Die Optik erinnert eher an den rustikalen Discovery als an die Nobelmodelle Range Rover. Als einzige Karosserievariante wird ein Fünftürer angeboten.
Der bisherige Dreitürer, intern Baby Freelander, Landie oder Small SUV genannt, soll als neues Basismodell etabliert werden. Damit sich ...
... die Sache rechnet, will man Entwicklung und Fertigung mit dem Ford Fiesta Fusion 2 und dem Volvo XC10 zusammenlegen.
Dodge kommt nach Europa – diese Ankündigung hat Anfang 2005 für einiges Aufsehen gesorgt. In Genf (und zuvor in Chicago) zeigten die Amerikaner Caliber (ab Bild 30) und Nitro. Das Midsize-SUV ...
... wirkt vorne wie hinten imponierend bullig. Der solide Eindruck ist alles andere als Show, dafür sprechen fast 1,9 Tonnen Gesamtgewicht. Die beschleunigt der Allradler ...
... dank 210-PS-V6 in 9,6 Sekunden auf Tempo 100, bei 175 km/h ist Schluß. Daran dürften der Luftwiderstand und der kastige Aufbau nicht ganz schuldlos sein.

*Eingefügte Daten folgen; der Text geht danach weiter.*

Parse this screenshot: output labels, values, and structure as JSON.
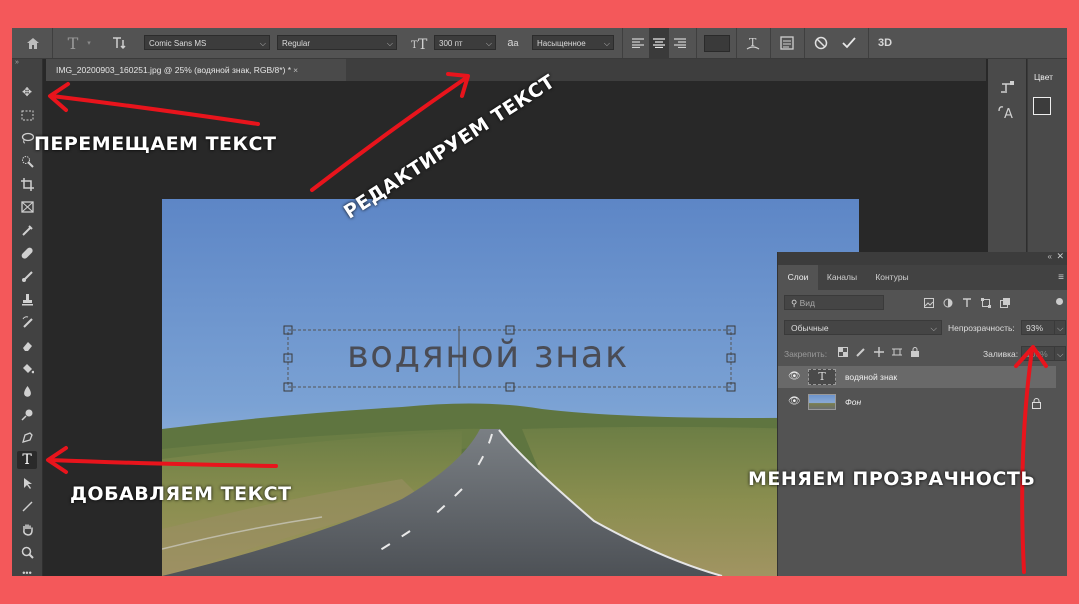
{
  "options_bar": {
    "font_family": "Comic Sans MS",
    "font_style": "Regular",
    "font_size": "300 пт",
    "antialias_label": "a",
    "antialias_mode": "Насыщенное",
    "threed_label": "3D",
    "text_icon_label": "T"
  },
  "document_tab": {
    "title": "IMG_20200903_160251.jpg @ 25% (водяной знак, RGB/8*) *",
    "close": "×"
  },
  "watermark_text": "водяной знак",
  "right_dock": {
    "color_panel_title": "Цвет"
  },
  "layers_panel": {
    "tabs": [
      "Слои",
      "Каналы",
      "Контуры"
    ],
    "search_placeholder": "Вид",
    "blend_mode": "Обычные",
    "opacity_label": "Непрозрачность:",
    "opacity_value": "93%",
    "lock_label": "Закрепить:",
    "fill_label": "Заливка:",
    "fill_value": "100%",
    "layers": [
      {
        "name": "водяной знак",
        "type": "text",
        "thumb": "T"
      },
      {
        "name": "Фон",
        "type": "image"
      }
    ]
  },
  "captions": {
    "move_text": "ПЕРЕМЕЩАЕМ ТЕКСТ",
    "edit_text": "РЕДАКТИРУЕМ ТЕКСТ",
    "add_text": "ДОБАВЛЯЕМ ТЕКСТ",
    "change_opacity": "МЕНЯЕМ ПРОЗРАЧНОСТЬ"
  },
  "colors": {
    "frame": "#f4585a",
    "arrow": "#e8141c",
    "app_bg": "#282828",
    "panel": "#535353"
  }
}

Innen setzt der Nitro auf Variabilität: Die Sitze sind umklappbar, und wenn die Hecktür geöffnet ist, läßt sich der Fußboden zum besseren Beladen herausziehen.
Gegenstück zum Nitro ist der "Caliber". Für Dodge ist der Kompakte eine Mischung aus SUV und Coupé, also ein Crossover. Die äußeren Abmessungen (4,41 Meter lang, 1,74 Meter breit und 1,53 Meter hoch) ...
... erinnern an die B-Klasse von Mercedes-Benz. Neben den Vierzylindern mit 140, 150 und 170 PS wird in Europa ...
... ein Diesel die Motorenpalette ergänzen. Das Aggregat mit variabler Turbolader-Geometrie und vier Ventilen pro Zylinder arbeitet mit einem Einspritzdruck von bis zu 2000 bar und soll ...
... 136 PS leisten. Gekoppelt ist es mit einem stufenlosen Automatik-Getriebe. Das dürfte auch im Topmodell zum Einsatz kommen – dem hochgezüchteten SRT-6, der mit mindestens 200 PS gegen Golf GTI, Astra OPC und Co verblasen soll.
Weniger ist mehr: Hierbei soll es sich um erste Aufnahmen vom anstehenden BMW-5er-Facelift handeln. Große Veränderungen lassen sich bislang nicht erkennen. Leicht überarbeitetes ...
... Lüftungsgitter unterhalb der Stoßstange, vielmehr ist auf diesen Fotos nicht auszumachen.
Wie Sie sehen, sehen Sie nichts. Hinten scheint beim 5er alles beim alten zu bleiben.